Supportive care aimed at alleviating symptoms and improving health-related quality of life (HRQL), such as pulmonary rehabilitation and patient/caregiver education, should be prioritised in the management of patients with SSc-ILD. Pulmonary rehabilitation has demonstrated efficacy in enhancing symptoms such as dyspnoea, exercise capacity (measured by the 6-min walk distance) and overall HRQL in SSc-ILD patients. However, further studies are necessary to fully evaluate the effectiveness of non-pharmacological treatments. Palliative care should be accessible at all stages of the disease and tailored to individual patient needs. Comprehensive management should also address the treatment of concurrent complications or comorbidities that may arise in SSc-ILD patients (6).
In the initial 3–5 years of the disease, regular PFTs should be conducted every 3–6 months for all patients with SSc-ILD. Routine repeat HRCT scans are not recommended.
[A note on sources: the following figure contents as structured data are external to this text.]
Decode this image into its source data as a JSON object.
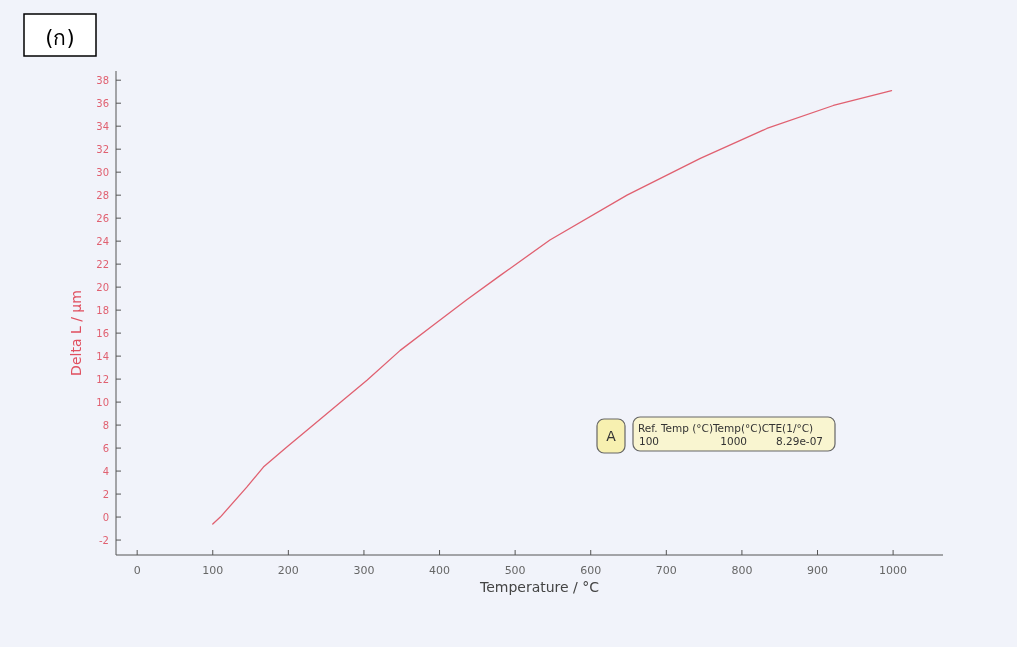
{
  "chart_data": {
    "type": "line",
    "title": "(ก)",
    "xlabel": "Temperature / °C",
    "ylabel": "Delta L / µm",
    "annotations": [
      "A",
      "Ref. Temp  (°C)Temp(°C)CTE(1/°C)",
      "100",
      "1000",
      "8.29e-07"
    ],
    "xlim": [
      -28,
      1066
    ],
    "ylim": [
      -3.3,
      38.8
    ],
    "xticks": [
      0,
      100,
      200,
      300,
      400,
      500,
      600,
      700,
      800,
      900,
      1000
    ],
    "yticks": [
      -2,
      0,
      2,
      4,
      6,
      8,
      10,
      12,
      14,
      16,
      18,
      20,
      22,
      24,
      26,
      28,
      30,
      32,
      34,
      36,
      38
    ],
    "series": [
      {
        "color": "#e06070",
        "x": [
          100,
          110,
          145,
          167,
          198,
          233,
          273,
          304,
          348,
          392,
          436,
          480,
          546,
          648,
          745,
          833,
          921,
          998
        ],
        "values": [
          -0.6,
          0.0,
          2.6,
          4.35,
          6.1,
          8.0,
          10.2,
          11.9,
          14.5,
          16.7,
          18.9,
          21.0,
          24.1,
          28.0,
          31.2,
          33.8,
          35.8,
          37.1
        ]
      }
    ]
  }
}
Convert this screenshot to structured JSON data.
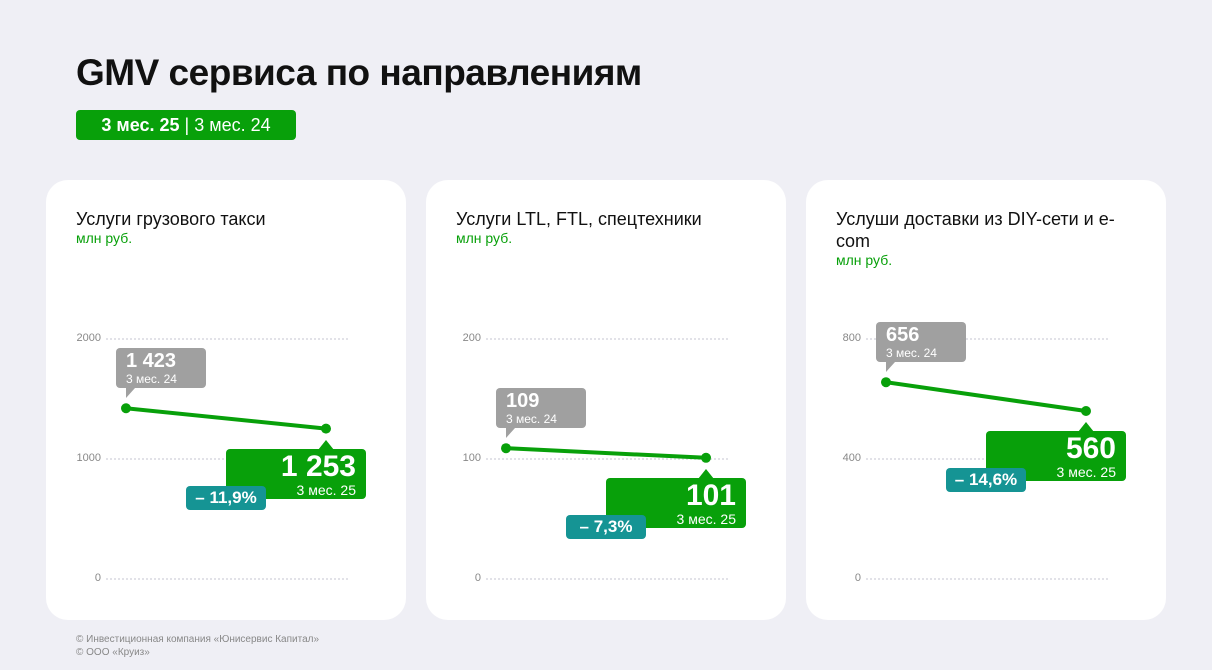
{
  "title": "GMV сервиса по направлениям",
  "period": {
    "current": "3 мес. 25",
    "sep": "|",
    "previous": "3 мес. 24"
  },
  "colors": {
    "green": "#08a00a",
    "gray": "#a0a0a0",
    "teal": "#159494"
  },
  "chart_data": [
    {
      "type": "line",
      "title": "Услуги грузового такси",
      "unit": "млн руб.",
      "ylim": [
        0,
        2000
      ],
      "ticks": [
        "0",
        "1000",
        "2000"
      ],
      "tick_values": [
        0,
        1000,
        2000
      ],
      "x": [
        "3 мес. 24",
        "3 мес. 25"
      ],
      "values": [
        1423,
        1253
      ],
      "labels": [
        "1 423",
        "1 253"
      ],
      "change": "– 11,9%"
    },
    {
      "type": "line",
      "title": "Услуги LTL, FTL, спецтехники",
      "unit": "млн руб.",
      "ylim": [
        0,
        200
      ],
      "ticks": [
        "0",
        "100",
        "200"
      ],
      "tick_values": [
        0,
        100,
        200
      ],
      "x": [
        "3 мес. 24",
        "3 мес. 25"
      ],
      "values": [
        109,
        101
      ],
      "labels": [
        "109",
        "101"
      ],
      "change": "– 7,3%"
    },
    {
      "type": "line",
      "title": "Услуши доставки из DIY-сети и e-com",
      "unit": "млн руб.",
      "ylim": [
        0,
        800
      ],
      "ticks": [
        "0",
        "400",
        "800"
      ],
      "tick_values": [
        0,
        400,
        800
      ],
      "x": [
        "3 мес. 24",
        "3 мес. 25"
      ],
      "values": [
        656,
        560
      ],
      "labels": [
        "656",
        "560"
      ],
      "change": "– 14,6%"
    }
  ],
  "footer": [
    "© Инвестиционная компания «Юнисервис Капитал»",
    "© ООО «Круиз»"
  ]
}
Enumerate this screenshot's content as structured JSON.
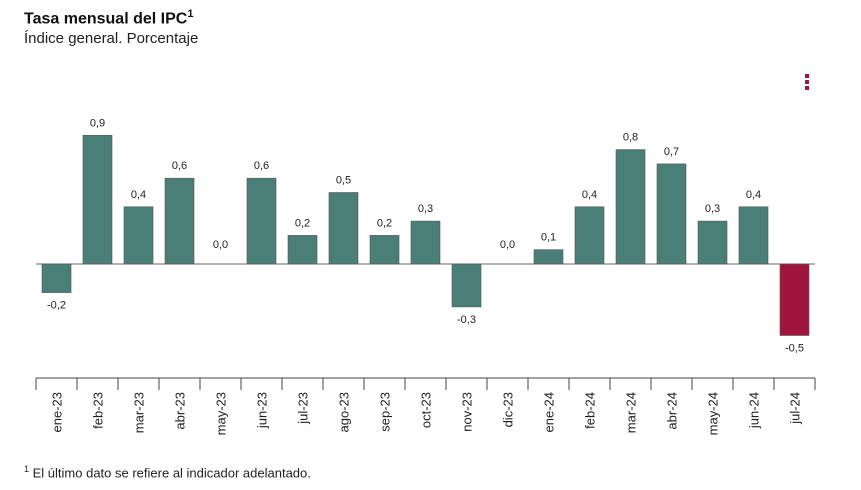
{
  "header": {
    "title": "Tasa mensual del IPC",
    "title_sup": "1",
    "subtitle": "Índice general. Porcentaje"
  },
  "menu": {
    "icon": "vertical-dots-icon",
    "color": "#a0153e"
  },
  "footnote": {
    "sup": "1",
    "text": "El último dato se refiere al indicador adelantado."
  },
  "chart_data": {
    "type": "bar",
    "categories": [
      "ene-23",
      "feb-23",
      "mar-23",
      "abr-23",
      "may-23",
      "jun-23",
      "jul-23",
      "ago-23",
      "sep-23",
      "oct-23",
      "nov-23",
      "dic-23",
      "ene-24",
      "feb-24",
      "mar-24",
      "abr-24",
      "may-24",
      "jun-24",
      "jul-24"
    ],
    "values": [
      -0.2,
      0.9,
      0.4,
      0.6,
      0.0,
      0.6,
      0.2,
      0.5,
      0.2,
      0.3,
      -0.3,
      0.0,
      0.1,
      0.4,
      0.8,
      0.7,
      0.3,
      0.4,
      -0.5
    ],
    "labels": [
      "-0,2",
      "0,9",
      "0,4",
      "0,6",
      "0,0",
      "0,6",
      "0,2",
      "0,5",
      "0,2",
      "0,3",
      "-0,3",
      "0,0",
      "0,1",
      "0,4",
      "0,8",
      "0,7",
      "0,3",
      "0,4",
      "-0,5"
    ],
    "colors": {
      "default": "#4a7f78",
      "highlight": "#a0153e"
    },
    "highlight_index": 18,
    "grid": false
  }
}
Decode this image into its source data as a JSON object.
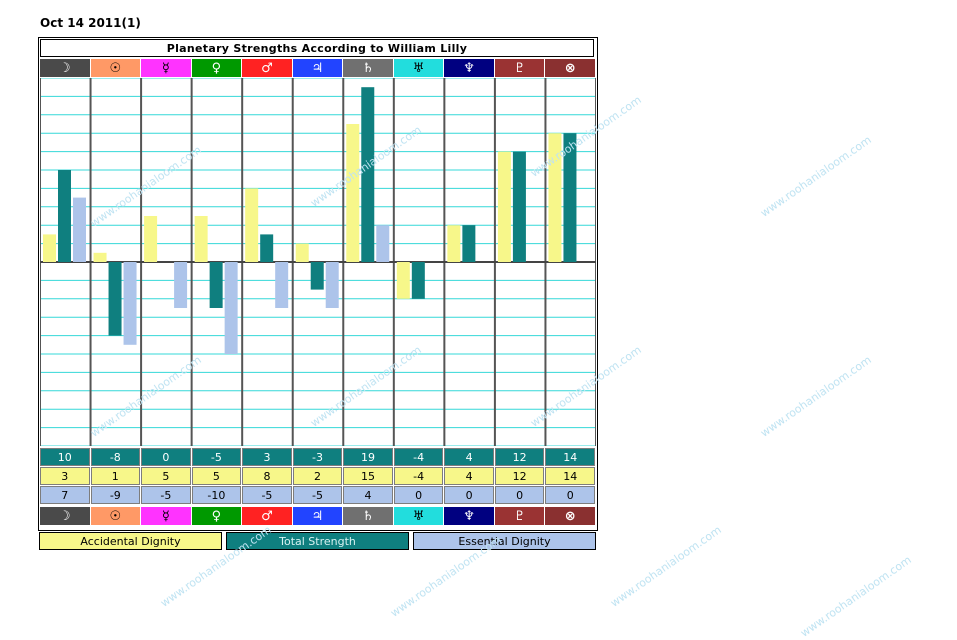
{
  "date": "Oct 14 2011(1)",
  "title": "Planetary Strengths According to William Lilly",
  "watermark": "www.roohanialoom.com",
  "legend": {
    "accidental": "Accidental Dignity",
    "total": "Total Strength",
    "essential": "Essential Dignity"
  },
  "colors": {
    "accidental": "#f7f78a",
    "total": "#0f7f7f",
    "essential": "#adc4ea",
    "gridline": "#35d8d8"
  },
  "planets": [
    {
      "glyph": "☽",
      "bg": "#4a4a4a",
      "fg": "#ffffff"
    },
    {
      "glyph": "☉",
      "bg": "#ff9966",
      "fg": "#000000"
    },
    {
      "glyph": "☿",
      "bg": "#ff33ff",
      "fg": "#000000"
    },
    {
      "glyph": "♀",
      "bg": "#009900",
      "fg": "#ffffff"
    },
    {
      "glyph": "♂",
      "bg": "#ff2222",
      "fg": "#ffffff"
    },
    {
      "glyph": "♃",
      "bg": "#2244ff",
      "fg": "#ffffff"
    },
    {
      "glyph": "♄",
      "bg": "#707070",
      "fg": "#ffffff"
    },
    {
      "glyph": "♅",
      "bg": "#22dddd",
      "fg": "#000000"
    },
    {
      "glyph": "♆",
      "bg": "#000080",
      "fg": "#ffffff"
    },
    {
      "glyph": "♇",
      "bg": "#9a3333",
      "fg": "#ffffff"
    },
    {
      "glyph": "⊗",
      "bg": "#8a3030",
      "fg": "#ffffff"
    }
  ],
  "chart_data": {
    "type": "bar",
    "categories": [
      "☽",
      "☉",
      "☿",
      "♀",
      "♂",
      "♃",
      "♄",
      "♅",
      "♆",
      "♇",
      "⊗"
    ],
    "series": [
      {
        "name": "Accidental Dignity",
        "values": [
          3,
          1,
          5,
          5,
          8,
          2,
          15,
          -4,
          4,
          12,
          14
        ]
      },
      {
        "name": "Total Strength",
        "values": [
          10,
          -8,
          0,
          -5,
          3,
          -3,
          19,
          -4,
          4,
          12,
          14
        ]
      },
      {
        "name": "Essential Dignity",
        "values": [
          7,
          -9,
          -5,
          -10,
          -5,
          -5,
          4,
          0,
          0,
          0,
          0
        ]
      }
    ],
    "ylim": [
      -20,
      20
    ],
    "grid": true,
    "legend_placement": "bottom"
  },
  "rows": {
    "total": [
      "10",
      "-8",
      "0",
      "-5",
      "3",
      "-3",
      "19",
      "-4",
      "4",
      "12",
      "14"
    ],
    "accidental": [
      "3",
      "1",
      "5",
      "5",
      "8",
      "2",
      "15",
      "-4",
      "4",
      "12",
      "14"
    ],
    "essential": [
      "7",
      "-9",
      "-5",
      "-10",
      "-5",
      "-5",
      "4",
      "0",
      "0",
      "0",
      "0"
    ]
  }
}
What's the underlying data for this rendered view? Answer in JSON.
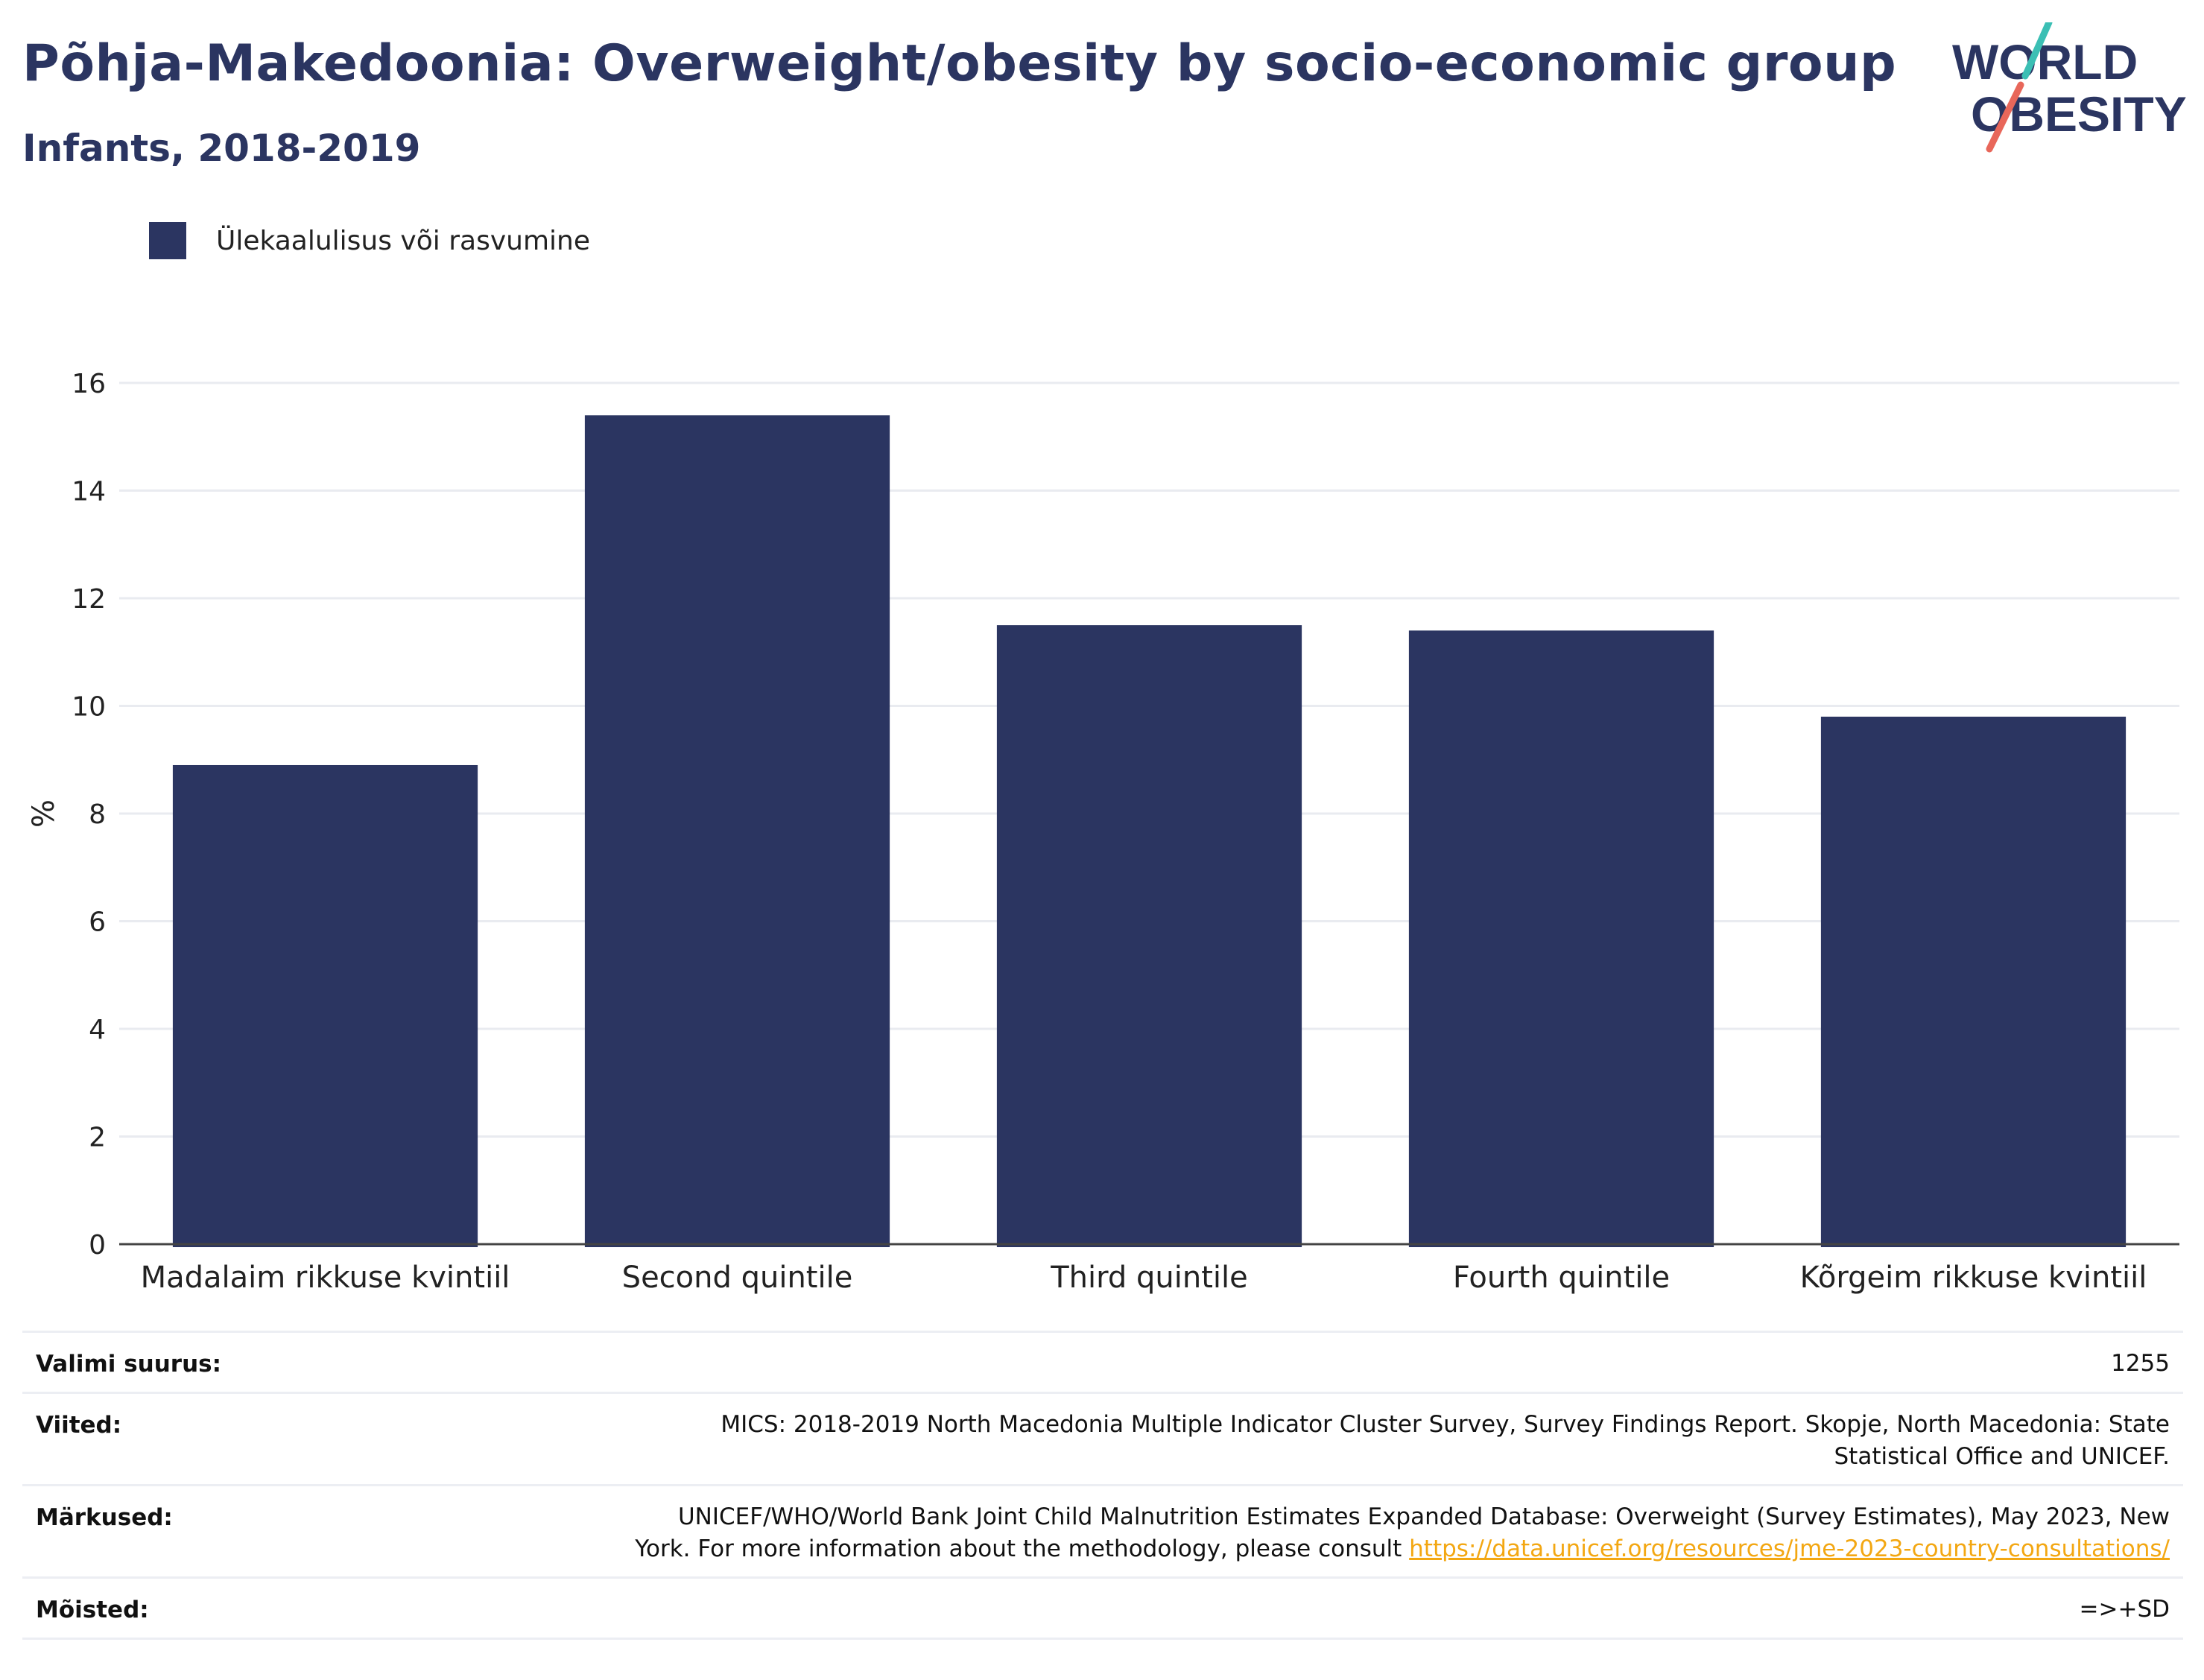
{
  "header": {
    "title": "Põhja-Makedoonia: Overweight/obesity by socio-economic group",
    "subtitle": "Infants, 2018-2019"
  },
  "logo": {
    "line1": "WORLD",
    "line2": "OBESITY",
    "colors": {
      "text": "#2b3561",
      "slash_top": "#3bbfb4",
      "slash_bottom": "#e8675a"
    }
  },
  "colors": {
    "bar": "#2b3561",
    "grid": "#e9ebf0",
    "axis": "#444444",
    "link": "#f3a712"
  },
  "chart_data": {
    "type": "bar",
    "categories": [
      "Madalaim rikkuse kvintiil",
      "Second quintile",
      "Third quintile",
      "Fourth quintile",
      "Kõrgeim rikkuse kvintiil"
    ],
    "series": [
      {
        "name": "Ülekaalulisus või rasvumine",
        "values": [
          8.9,
          15.4,
          11.5,
          11.4,
          9.8
        ]
      }
    ],
    "ylabel": "%",
    "xlabel": "",
    "ylim": [
      0,
      16
    ],
    "yticks": [
      0,
      2,
      4,
      6,
      8,
      10,
      12,
      14,
      16
    ],
    "grid": true,
    "legend": "top-left"
  },
  "meta": {
    "sample_label": "Valimi suurus:",
    "sample_value": "1255",
    "refs_label": "Viited:",
    "refs_value": "MICS: 2018-2019 North Macedonia Multiple Indicator Cluster Survey, Survey Findings Report. Skopje, North Macedonia: State Statistical Office and UNICEF.",
    "notes_label": "Märkused:",
    "notes_value": "UNICEF/WHO/World Bank Joint Child Malnutrition Estimates Expanded Database: Overweight (Survey Estimates), May 2023, New York. For more information about the methodology, please consult",
    "notes_link": "https://data.unicef.org/resources/jme-2023-country-consultations/",
    "defs_label": "Mõisted:",
    "defs_value": "=>+SD"
  }
}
However, repeat HRCT may be considered in cases of worsening symptoms where it could impact treatment decisions, or when there is suspicion of radiographic progression in clinically stable patients with declining PFT results. This approach aims to optimise monitoring while minimising unnecessary imaging (23).
Diagnosing SSc-ILD is challenging due to its diverse and non-specific symptoms, often leading to delays in detection. Essential diagnostic tools include HRCT scans and PFTs. Regular monitoring is crucial, particularly early after diagnosis, to monitor disease progression and guide treatment decisions. Treatment mainly focuses on antifibrotic and immunosuppressive therapies customised to each patient’s needs, acknowledging that not all patients require treatment. A multidisciplinary approach ensures comprehensive assessment, continuous monitoring, and effective management of SSc-ILD, enhancing patient outcomes and quality of life.